What is OTP/2FA/MFA?

What is a firewall?

Multi-Factor Authentication (MFA)

Multi-factor authentication (MFA) is a security system that requires more than one method of authentication to verify user's identity for a login or other transaction.
MFA is used to create a layered defense and make it more difficult for an unauthorized person to access a network or database.
MFA combines two or more independent credentials: what the user knows (password), what the user has (security token) and what the user is (biometric verification).
Examples of MFA are: being requested to enter an additional one-time password (OTP) that has been sent to the requester's phone or email address, and MFA's subset two-factor authentication (2FA).


One-Time Password (OTP)

A one-time password (OTP) is an automatically generated numeric or alphanumeric string of characters that authenticates the user for a single transaction or session.
OTPs may replace authentication login information or may be used in addition to it, to add another layer of security.
OTP can be a pocket-size token or a mobile app.

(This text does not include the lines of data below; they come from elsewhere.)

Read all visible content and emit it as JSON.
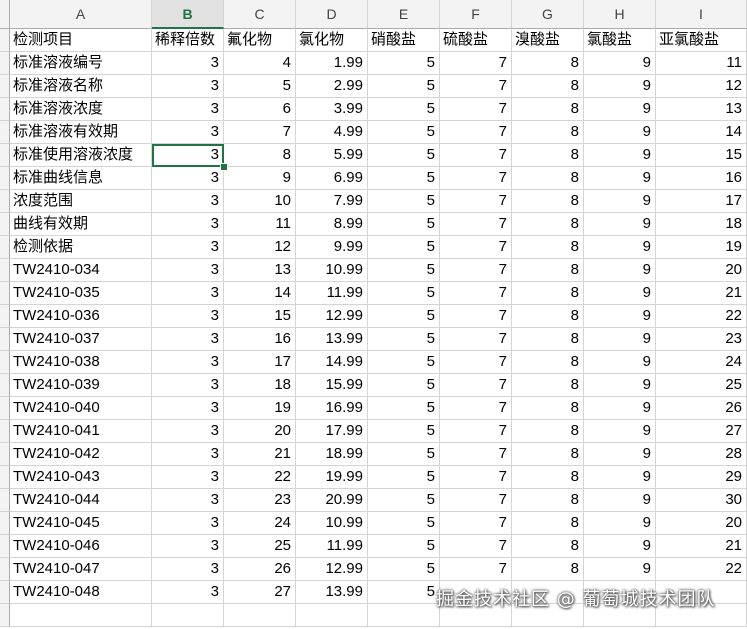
{
  "columns": [
    "A",
    "B",
    "C",
    "D",
    "E",
    "F",
    "G",
    "H",
    "I"
  ],
  "active_column": "B",
  "accent_color": "#217346",
  "header_row": [
    "检测项目",
    "稀释倍数",
    "氟化物",
    "氯化物",
    "硝酸盐",
    "硫酸盐",
    "溴酸盐",
    "氯酸盐",
    "亚氯酸盐"
  ],
  "rows": [
    [
      "标准溶液编号",
      "3",
      "4",
      "1.99",
      "5",
      "7",
      "8",
      "9",
      "11"
    ],
    [
      "标准溶液名称",
      "3",
      "5",
      "2.99",
      "5",
      "7",
      "8",
      "9",
      "12"
    ],
    [
      "标准溶液浓度",
      "3",
      "6",
      "3.99",
      "5",
      "7",
      "8",
      "9",
      "13"
    ],
    [
      "标准溶液有效期",
      "3",
      "7",
      "4.99",
      "5",
      "7",
      "8",
      "9",
      "14"
    ],
    [
      "标准使用溶液浓度",
      "3",
      "8",
      "5.99",
      "5",
      "7",
      "8",
      "9",
      "15"
    ],
    [
      "标准曲线信息",
      "3",
      "9",
      "6.99",
      "5",
      "7",
      "8",
      "9",
      "16"
    ],
    [
      "浓度范围",
      "3",
      "10",
      "7.99",
      "5",
      "7",
      "8",
      "9",
      "17"
    ],
    [
      "曲线有效期",
      "3",
      "11",
      "8.99",
      "5",
      "7",
      "8",
      "9",
      "18"
    ],
    [
      "检测依据",
      "3",
      "12",
      "9.99",
      "5",
      "7",
      "8",
      "9",
      "19"
    ],
    [
      "TW2410-034",
      "3",
      "13",
      "10.99",
      "5",
      "7",
      "8",
      "9",
      "20"
    ],
    [
      "TW2410-035",
      "3",
      "14",
      "11.99",
      "5",
      "7",
      "8",
      "9",
      "21"
    ],
    [
      "TW2410-036",
      "3",
      "15",
      "12.99",
      "5",
      "7",
      "8",
      "9",
      "22"
    ],
    [
      "TW2410-037",
      "3",
      "16",
      "13.99",
      "5",
      "7",
      "8",
      "9",
      "23"
    ],
    [
      "TW2410-038",
      "3",
      "17",
      "14.99",
      "5",
      "7",
      "8",
      "9",
      "24"
    ],
    [
      "TW2410-039",
      "3",
      "18",
      "15.99",
      "5",
      "7",
      "8",
      "9",
      "25"
    ],
    [
      "TW2410-040",
      "3",
      "19",
      "16.99",
      "5",
      "7",
      "8",
      "9",
      "26"
    ],
    [
      "TW2410-041",
      "3",
      "20",
      "17.99",
      "5",
      "7",
      "8",
      "9",
      "27"
    ],
    [
      "TW2410-042",
      "3",
      "21",
      "18.99",
      "5",
      "7",
      "8",
      "9",
      "28"
    ],
    [
      "TW2410-043",
      "3",
      "22",
      "19.99",
      "5",
      "7",
      "8",
      "9",
      "29"
    ],
    [
      "TW2410-044",
      "3",
      "23",
      "20.99",
      "5",
      "7",
      "8",
      "9",
      "30"
    ],
    [
      "TW2410-045",
      "3",
      "24",
      "10.99",
      "5",
      "7",
      "8",
      "9",
      "20"
    ],
    [
      "TW2410-046",
      "3",
      "25",
      "11.99",
      "5",
      "7",
      "8",
      "9",
      "21"
    ],
    [
      "TW2410-047",
      "3",
      "26",
      "12.99",
      "5",
      "7",
      "8",
      "9",
      "22"
    ],
    [
      "TW2410-048",
      "3",
      "27",
      "13.99",
      "5",
      "",
      "",
      "",
      ""
    ]
  ],
  "selected_cell": {
    "row": 4,
    "col": 1
  },
  "watermark": "掘金技术社区 @ 葡萄城技术团队"
}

The different types of OTP are: HMAC-based One-Time Password (HOTP) and Time-Based One-Time Password (TOTP).
HOTP is a simple counter that increments each time an OTP is generated, while with TOTP a new OTP is generated by the device every 30 seconds.
The TOTP password is short-lived while the HOTP password may be valid for an unknown amount of time, therefore TOTP is generally considered the more secure One-Time Password solution.


Two-Factor Authentication (2FA)

Two-factor authentication (2FA), sometimes referred to as two-step verification or dual factor authentication, is a security process in which two different authentication factors are used to verify user's identity for a login or other transaction.
Two-factor authentication provides a higher level of assurance than authentication methods that depend only on a password or passcode.
2FA methods rely on users providing a password as well as a second factor, usually either a security token or a biometric factor like a fingerprint.
All two-factor authentication is Multi-factor authentication (MFA), but not all MFA is a 2FA.